> From: Junio C Hamano [mailto:gits...@pobox.com]
> Sent: Monday, August 20, 2012 6:30 PM
> To: Johannes Sixt
> Cc: Joachim Schmitz; 'Jan Engelhardt'; git@vger.kernel.org
> Subject: Re: git on HP NonStop
> Johannes Sixt <j.s...@viscovery.net> writes:
> > Am 8/20/2012 12:36, schrieb Joachim Schmitz:
> >> int var = var;
> >> char *othervar = othervar;
> >>
> >> ...
> >>
> >> What is the reason for using that self-init stuff? I don't think it
> >> is really portable, is it?
> >
> > It is used to avoid "var may be used uninitialized" warnings for some
> > compilers. Officially (according to the C standard), it is undefined
> > behavior. But I've observed considerable resistance by Junio to fix
> > this properly.
> I had resisted
>       -       int foo = foo;
>         +     int foo = 0;
> in the past.  If some compiler is not seeing that "foo" is never used
> such a compiler will generate an unnecessary initialization, so it is not
> _proper_ fix anyway (in fact, I do not think a proper fix exists, short of
> simplifying the code so that less sophisticated compilers can see that
"foo" is
> never used uninitialized).
> So, no, I never resisted a "proper" fix.  I resisted swapping an
> workaround with another.
> Between the two unsatisfactory workarounds, the latter (explicit and
> unnecessary assignment to an innocuous value) is lessor of two evils, so I
do not
> particularly mind it, though.  Indeed, I think more recent history shows
that we
> have such changes.

OK, so let's have a look at code, current git,
builtin/cat-file.c, line 196:
        void *contents = contents;

This variable is set later in an if branch (if (print_contents == BATCH),
but not in the else branch. It is later used always under the same condition
as the one under which it is set.
Apparently is is malloc_d storage (there a "free(content);"), so there's no
harm al all in initializing it with NULL, even if it only appeases a stupid

The next one, builtin/fast-export.c, line 486:
                struct commit *commit = commit;
it is set in a switch statement, but not in every case, as far as I can see.
Hmm, maybe it is, and I just get lost in the code
And it is used directly after the switch, hopefully set to something
Why take the risk and not set it to NULL?
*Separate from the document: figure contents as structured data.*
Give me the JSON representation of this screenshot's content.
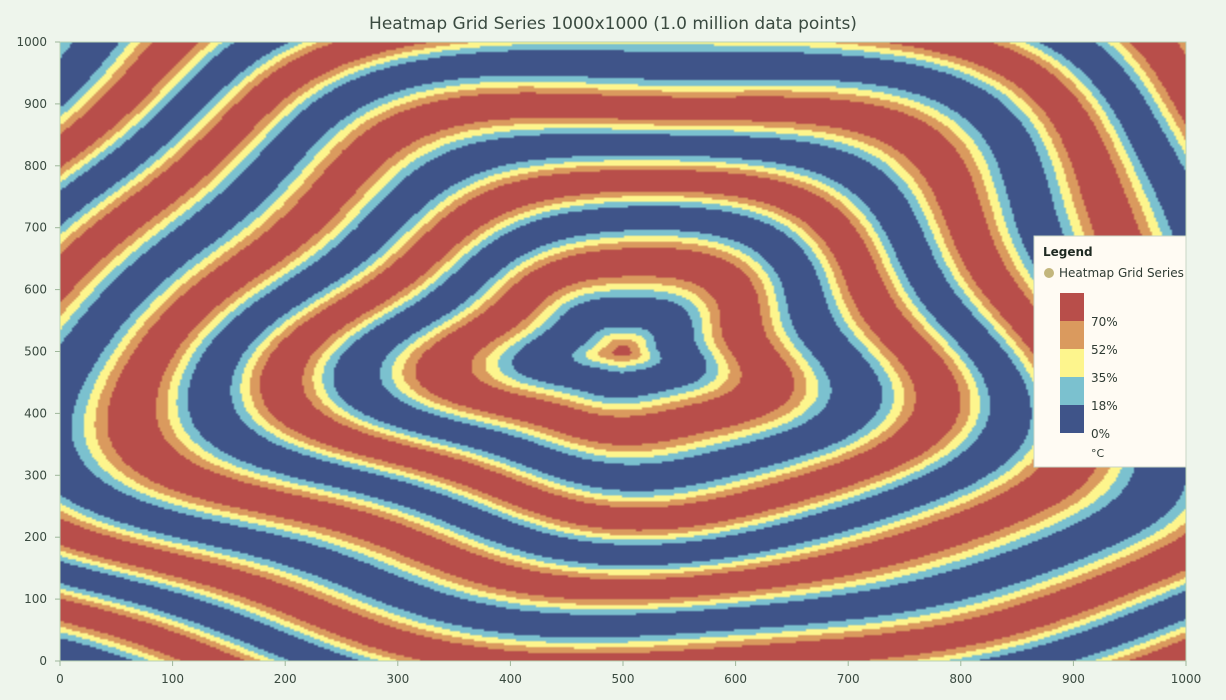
{
  "chart_data": {
    "type": "heatmap",
    "title": "Heatmap Grid Series 1000x1000 (1.0 million data points)",
    "xlim": [
      0,
      1000
    ],
    "ylim": [
      0,
      1000
    ],
    "x_ticks": [
      "0",
      "100",
      "200",
      "300",
      "400",
      "500",
      "600",
      "700",
      "800",
      "900",
      "1000"
    ],
    "y_ticks": [
      "0",
      "100",
      "200",
      "300",
      "400",
      "500",
      "600",
      "700",
      "800",
      "900",
      "1000"
    ],
    "grid": false,
    "legend": {
      "title": "Legend",
      "placement": "right",
      "series_name": "Heatmap Grid Series",
      "unit": "°C",
      "levels": [
        {
          "label": "70%",
          "value": 70,
          "color": "#b84e4a"
        },
        {
          "label": "52%",
          "value": 52,
          "color": "#da9a5e"
        },
        {
          "label": "35%",
          "value": 35,
          "color": "#fdf58d"
        },
        {
          "label": "18%",
          "value": 18,
          "color": "#7bc1cf"
        },
        {
          "label": "0%",
          "value": 0,
          "color": "#3f5489"
        }
      ]
    },
    "color_bands": [
      "#3f5489",
      "#7bc1cf",
      "#fdf58d",
      "#da9a5e",
      "#b84e4a"
    ]
  }
}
Next one, builtin/rev-list.c, line 390:
                int reaches = reaches, all = all;

                revs.commits = find_bisection(revs.commits, &reaches, &all,

Seem pretty pointless to initialize them, provided find_bisection doesn't
read them. Does it?
I'm too Next one, lazy to check... I'd just set them to 0 and stop worrying.

Next one, fast-import.c, line 2268:
        struct object_entry *oe = oe;

os gets set in en if and an else branch, but not in then intermediate else
if branch!
It is checked for !NULL later, so it should really get initialized to NULL
in the first place!

Same file, line 2437, same variable name, same story!
Same file, line 2616, variable e, it is used in an if branch but set after
Same file again, line 2917, variable oe again. Same story as above.

Next file, ll-merge.c, line
        static const struct ll_merge_options default_opts;
Somewhat different story here, compiler warning claims " const variable
"default_opts" requires an initializer"
Possible fix:
        static const struct ll_merge_options default_opts = {0};

next file, match-trees.c, line 75ff:
                const unsigned char *elem1 = elem1;
                const unsigned char *elem2 = elem2;
                const char *path1 = path1;
                const char *path2 = path2;
                unsigned mode1 = mode1;
                unsigned mode2 = mode2;
Some get set, some not, depending on code path, but all get used, with
possibly bogus content.

Next file, merge-recursive.c, line 1903:
        struct tree *mrtree = mrtree;
passed on my address to another function, which hopefully knows how to treat
it. It woult be learer and simpler to just have
        struct tree *mrtree = NULL;
wouldn't it?

Next file, run-command.c, line 272:
        int failed_errno = failed_errno;
Set deeply nested in some cases. Seems to be used reasonably, but again, why
take chanses= 0 is a goot errno ;-)

Next file, submodule.c, line 265:
        struct commit *left = left, *right = right;
As far as I can see it is not set properly before it gets used in some

Next filen, transport.c, line 106:
                int cmp = cmp, len;
I seem to see code paths whet it is used without being set properly

Next file, vcs-svn/svndiff.c, line 299.... oh, that one has been fixed and
initialized to -1.

Next (and last) file, wt-status.c, line 267:
        int status = status;
It apparently does get set properly before use. So here it once may once
again just make a compiler happy to set it to 0.